Can The Fed Stop Inflation? There was something of a public debate going on at the end of 2021, in which government officials and industry insiders were torn on the issue of whether rising inflation was just a temporary phenomenon of the time, or a rather more serious – and possibly permanent – feature of the looming economy.
Indeed, Treasury Secretary Janet Yellen initially claimed the former was at play, later having to backtrack when she admitted she could no longer continue describing the deteriorating situation as merely “transitory”.
And Yellen wasn’t the only expert to start off relatively relaxed about how things were progressing back then – the Federal Reserve came across pretty sanguine in a FOMC statement released later that year, stating that “indicators of economic activity” were continuing to strengthen.
That said, not everyone was as confident as the apparatchiks working out of Washington, D.C. In fact, those at the coalface of the business world – like Unilever’s CEO Alan Jope – had identified much earlier on that what was occurring was a “once in [a] two-decade” event – and that inflation was likely here to stay.
Yet, that question no longer seems to be moot.
The recent results of such reckless actions as unbridled money-printing – and the outbreak of war in the Ukraine – have conspired to create what are now some of the highest inflation rates seen among western nations in over 40 years.
And this isn’t the first time the US has encountered out-of-control price rises either.
Beginning in the early-1970s, the country faced a perfect storm of rising unemployment and a severe stock market crash, culminating – along with other significant events – in a decision by the then-President Richard Nixon to end the so-called “gold standard” monetary system, a scenario long associated with the Bretton Woods post-war economic settlement.
This de-coupling of the US dollar from the price of gold was meant to fast-track the Nixon administration’s efforts in creating cheap money for the nation – but things didn’t work out quite as expected. Inflation would grow from the low single digits in 1972, to 12% by the time Nixon left office in 1974.
But the arrival of Jimmy Carter at the White House signaled a new dawn for America in many ways, and getting inflation under control was one of his main priorities.
To do this, Carter immediately nominated Paul Volcker as his pick for Fed chairman. Volcker would go on to become a towering figure in American politics, and the radical monetary policies he instituted had a profound impact on the fate of the US economy.
It shouldn’t go without saying, however, that Volcker’s actions at the Federal Reserve were just as contentious then as they are now.
He set about rectifying the damage done by the Nixon-era policymakers in a new way: rather than maintaining the federal funds rate within a narrow window – which was the mandate set by congress – Volcker actually raised the rate to never-before-seen levels.
This led in the first instance to a debilitating recession, eliciting some of the most vociferous protests against the central bank in all its history. The recession eased a number of years later, after which the economy began to recover.
The degree to which Volcker’s interventions were successful or not is still up for debate, and his legacy remains somewhat mixed. But what’s not in contention, however, is the fact that the US and the rest of the world is facing a crisis on the same scale and magnitude that Volcker and his peers faced all those decades ago.
But will the path taken by the Fed in the 1980s work now? And if not, what will?

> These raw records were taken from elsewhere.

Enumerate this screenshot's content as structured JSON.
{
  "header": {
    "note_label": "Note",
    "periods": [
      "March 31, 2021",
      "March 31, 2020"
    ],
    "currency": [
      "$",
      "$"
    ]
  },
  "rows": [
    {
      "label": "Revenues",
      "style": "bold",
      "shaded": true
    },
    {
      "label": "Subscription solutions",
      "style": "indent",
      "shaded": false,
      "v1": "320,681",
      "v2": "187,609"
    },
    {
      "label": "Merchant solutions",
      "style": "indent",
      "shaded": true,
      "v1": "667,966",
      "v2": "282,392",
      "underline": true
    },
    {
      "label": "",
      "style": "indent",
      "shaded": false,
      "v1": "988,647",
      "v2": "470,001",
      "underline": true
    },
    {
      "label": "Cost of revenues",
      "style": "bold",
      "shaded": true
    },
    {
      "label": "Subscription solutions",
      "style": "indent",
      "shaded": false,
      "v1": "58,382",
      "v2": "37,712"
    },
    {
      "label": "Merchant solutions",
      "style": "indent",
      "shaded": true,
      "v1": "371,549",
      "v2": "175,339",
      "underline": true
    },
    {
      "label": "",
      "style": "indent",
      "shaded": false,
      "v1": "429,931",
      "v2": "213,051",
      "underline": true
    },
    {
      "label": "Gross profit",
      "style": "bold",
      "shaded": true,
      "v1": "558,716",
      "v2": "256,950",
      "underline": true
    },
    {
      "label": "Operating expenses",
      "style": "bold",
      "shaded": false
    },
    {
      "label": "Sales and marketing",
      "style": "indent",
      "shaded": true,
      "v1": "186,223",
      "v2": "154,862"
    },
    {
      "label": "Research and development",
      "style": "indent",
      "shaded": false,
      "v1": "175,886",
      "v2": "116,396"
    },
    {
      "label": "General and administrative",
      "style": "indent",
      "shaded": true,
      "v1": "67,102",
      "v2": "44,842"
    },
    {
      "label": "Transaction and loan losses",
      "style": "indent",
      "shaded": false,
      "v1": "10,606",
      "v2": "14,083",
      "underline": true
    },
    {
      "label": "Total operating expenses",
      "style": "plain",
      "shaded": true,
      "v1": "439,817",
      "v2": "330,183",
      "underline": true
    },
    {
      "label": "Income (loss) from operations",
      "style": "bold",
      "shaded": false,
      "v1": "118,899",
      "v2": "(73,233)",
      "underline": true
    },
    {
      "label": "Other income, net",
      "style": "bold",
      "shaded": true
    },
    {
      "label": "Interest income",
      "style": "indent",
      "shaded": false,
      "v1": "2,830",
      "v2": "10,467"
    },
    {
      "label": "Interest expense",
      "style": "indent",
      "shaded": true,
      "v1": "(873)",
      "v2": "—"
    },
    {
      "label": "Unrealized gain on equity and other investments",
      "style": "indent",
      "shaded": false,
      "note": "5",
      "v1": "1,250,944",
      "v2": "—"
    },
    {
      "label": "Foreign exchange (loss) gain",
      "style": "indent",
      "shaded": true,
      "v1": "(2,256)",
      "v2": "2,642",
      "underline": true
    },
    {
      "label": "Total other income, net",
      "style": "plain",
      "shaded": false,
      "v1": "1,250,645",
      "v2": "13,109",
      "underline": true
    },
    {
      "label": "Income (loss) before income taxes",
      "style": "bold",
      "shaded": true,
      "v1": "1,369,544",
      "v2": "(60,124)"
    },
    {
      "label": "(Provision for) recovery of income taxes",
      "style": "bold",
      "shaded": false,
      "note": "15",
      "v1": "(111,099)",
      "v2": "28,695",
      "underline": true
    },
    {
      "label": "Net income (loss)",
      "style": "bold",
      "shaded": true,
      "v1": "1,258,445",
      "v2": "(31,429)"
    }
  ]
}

Supply Chain Challenges Are Far More Complicated
The problem for the Fed today is that the material conditions of the economy in the present climate are substantially different to the ones that Volcker was dealing with at the end of the last millennium.
Perhaps the most important distinctions now are the highly unique supply chain issues that have gripped the entire world since the beginning of the COVID-19 pandemic.
To begin with, supply chains have been so disrupted – and for so long now – that products in the system are simply not getting through to the end-users who need them.
And this causes a whole raft of problems. Not only does a shortage of marketable products cause price increases through a lack of viable competition, but manufacturers and shipping companies have to burden the cost of storing any idle merchandise themselves.
Furthermore, those businesses that can carry more inventory inevitably pass on the price of doing so onto their customers. All these factors are ultimately inflationary, and there’s no quick way to solve them.
Stagflation, Not Inflation
The outcome of all these trends isn’t just inflation. Instead, the resultant economic situation causes something known as stagflation.
The term, first coined in 1965 by British politician Iain Macleod, refers to a state of affairs in which there’s rising inflation coupled with high unemployment, leading necessarily to a decline in overall economic growth rates too.
Ironically, if the Fed does try to follow Volcker’s methods this time around, it’s only going to cause more upheaval. With output already effectively reduced due to the parlous nature of supply chains right now, the recession that Volcker’s actions led to in the 1980s will surely be repeated.
There’s also the risk that raising interest rates could cause even more damage than is already anticipated. Outside investors would eventually realize that they could garner bigger returns on their capital by investing within the US, which would drive the dollar ever higher while increasing asset prices in foreign denominations.
Indeed, stagflation is so damaging because there’s no straightforward way of tackling it. Volcker’s remedy was a bitter pill to swallow, and not one the people of America probably want to face again. The Fed has some difficult decisions to make in the coming months – decisions that might be a lose-lose bet no matter what direction it takes.